Les entreprises familiales présentent certaines spécificités en matière de planification stratégique. En effet, la planification stratégique est pratiquée à la base de la même manière dans les entreprises familiales que dans les entreprises non familiales en ce qu’elle comprend divers défis à relever. Les managers doivent travailler en étroite collaboration avec le conseil d’administration en vue de développer la vision, la mission et les objectifs de l’entreprise en utilisant diverses techniques recommandées en la matière en vue de développer une vue stratégique rigoureuse de l’entreprise et de son environnement.

Cependant, en plus des contraintes inhérentes à cette pratique, les entreprises familiales doivent faire face à une contrainte supplémentaire, celle de la nécessité d’aligner les stratégies de l’entreprise et les objectifs de l’actionnariat familial. Ainsi, l’élaboration d’une planification stratégique pour une entreprise familiale, sera un travail qui devra nécessairement prendre en

compte la vision et les valeurs de l’actionnariat familial, ainsi que les attentes des actionnaires en matière de retour sur investissement et de distribution de dividendes, «chaque entreprise familiale développe sa propre proposition de valeur actionnariale (Shareholder value proposition), qui inclut à la fois les caractéristiques de l’investissement souhaité et les objectifs de l’entreprise» (Carlock et Ward, in Kenyon-Rouvinez et Ward, 2004, pp 44-45). Il y aurait donc, à la fois des niveaux de risque, de rentabilité, de liquidité et de croissance comme objectifs qu’il faudrait définir clairement, et ceci n’est pas quelque chose de facile mais surtout pas figé et chaque entreprise a sa marge de flexibilité en la matière et particulièrement pour les entreprises familiales qui disposent d’une marge de flexibilité plus importante et qui constitue un véritable atout.

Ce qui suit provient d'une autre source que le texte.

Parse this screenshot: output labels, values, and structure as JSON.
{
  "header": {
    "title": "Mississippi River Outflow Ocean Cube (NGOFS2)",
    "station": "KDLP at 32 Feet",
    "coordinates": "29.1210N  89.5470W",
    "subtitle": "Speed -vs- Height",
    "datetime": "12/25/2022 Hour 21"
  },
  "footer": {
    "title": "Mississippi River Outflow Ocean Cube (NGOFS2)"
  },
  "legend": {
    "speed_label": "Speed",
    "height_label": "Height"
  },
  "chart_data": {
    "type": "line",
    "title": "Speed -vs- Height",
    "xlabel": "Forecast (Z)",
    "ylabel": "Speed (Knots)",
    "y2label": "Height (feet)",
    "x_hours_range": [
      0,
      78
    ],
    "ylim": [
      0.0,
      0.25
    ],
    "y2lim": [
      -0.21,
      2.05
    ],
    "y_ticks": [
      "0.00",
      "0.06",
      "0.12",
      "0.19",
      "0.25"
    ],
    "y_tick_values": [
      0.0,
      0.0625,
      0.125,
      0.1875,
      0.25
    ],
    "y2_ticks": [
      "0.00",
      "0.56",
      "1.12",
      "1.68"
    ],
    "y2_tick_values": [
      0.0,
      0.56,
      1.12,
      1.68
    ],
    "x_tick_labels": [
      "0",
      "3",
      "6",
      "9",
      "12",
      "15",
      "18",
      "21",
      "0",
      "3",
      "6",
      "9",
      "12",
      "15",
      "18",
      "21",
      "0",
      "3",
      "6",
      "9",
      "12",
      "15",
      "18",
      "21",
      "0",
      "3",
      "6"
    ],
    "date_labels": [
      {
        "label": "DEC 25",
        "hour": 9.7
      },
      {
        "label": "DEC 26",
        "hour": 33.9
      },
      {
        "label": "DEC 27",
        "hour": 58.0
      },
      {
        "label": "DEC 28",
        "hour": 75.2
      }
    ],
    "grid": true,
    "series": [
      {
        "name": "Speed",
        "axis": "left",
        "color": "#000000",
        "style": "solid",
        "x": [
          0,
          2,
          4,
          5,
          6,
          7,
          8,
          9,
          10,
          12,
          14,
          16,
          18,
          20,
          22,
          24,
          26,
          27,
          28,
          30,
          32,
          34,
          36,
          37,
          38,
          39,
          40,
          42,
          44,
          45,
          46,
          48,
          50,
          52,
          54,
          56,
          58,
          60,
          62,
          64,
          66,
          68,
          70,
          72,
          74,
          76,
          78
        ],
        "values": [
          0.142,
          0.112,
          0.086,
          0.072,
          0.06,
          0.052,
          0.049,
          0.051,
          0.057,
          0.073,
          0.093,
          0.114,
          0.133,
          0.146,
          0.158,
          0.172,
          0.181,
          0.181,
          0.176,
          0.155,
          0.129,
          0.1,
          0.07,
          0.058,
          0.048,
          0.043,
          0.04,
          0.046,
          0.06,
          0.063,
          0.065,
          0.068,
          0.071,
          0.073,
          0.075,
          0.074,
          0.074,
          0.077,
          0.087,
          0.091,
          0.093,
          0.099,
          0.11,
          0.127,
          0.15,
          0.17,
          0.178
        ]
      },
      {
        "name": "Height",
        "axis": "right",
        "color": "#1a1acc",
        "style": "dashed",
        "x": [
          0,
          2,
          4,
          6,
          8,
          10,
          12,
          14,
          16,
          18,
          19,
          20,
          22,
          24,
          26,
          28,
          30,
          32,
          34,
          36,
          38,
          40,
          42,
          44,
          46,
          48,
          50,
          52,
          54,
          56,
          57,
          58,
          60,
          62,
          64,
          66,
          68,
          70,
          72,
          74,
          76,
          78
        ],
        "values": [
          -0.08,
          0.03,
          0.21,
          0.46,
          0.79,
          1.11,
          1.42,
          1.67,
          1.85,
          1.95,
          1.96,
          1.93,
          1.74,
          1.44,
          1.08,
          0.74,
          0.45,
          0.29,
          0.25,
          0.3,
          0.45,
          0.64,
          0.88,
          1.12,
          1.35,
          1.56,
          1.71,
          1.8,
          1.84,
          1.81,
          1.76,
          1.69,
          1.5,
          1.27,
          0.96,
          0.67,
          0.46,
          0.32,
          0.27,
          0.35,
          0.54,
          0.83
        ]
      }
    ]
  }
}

La planification stratégique au niveau de l’actionnariat doit être tout aussi dynamique que celle des évolutions stratégiques de l’entreprise de telle sorte qu’il pourrait apporter son soutien à l’entreprise si cela s’avère nécessaire et cela peut se produire à tout moment. Ce dynamisme nécessaire à la planification répond également au caractère de l’actionnariat qui peut être instable dans le temps, car à tout moment il peut y avoir des groupes d’actionnaires familiaux qui voudraient se retirer.

Quand la famille grandit, il y a en plus la nécessité de communiquer les objectifs et directives concernant la position de valeur actionnariale, la succession et la gouvernance, qui expriment l’actionnariat familial.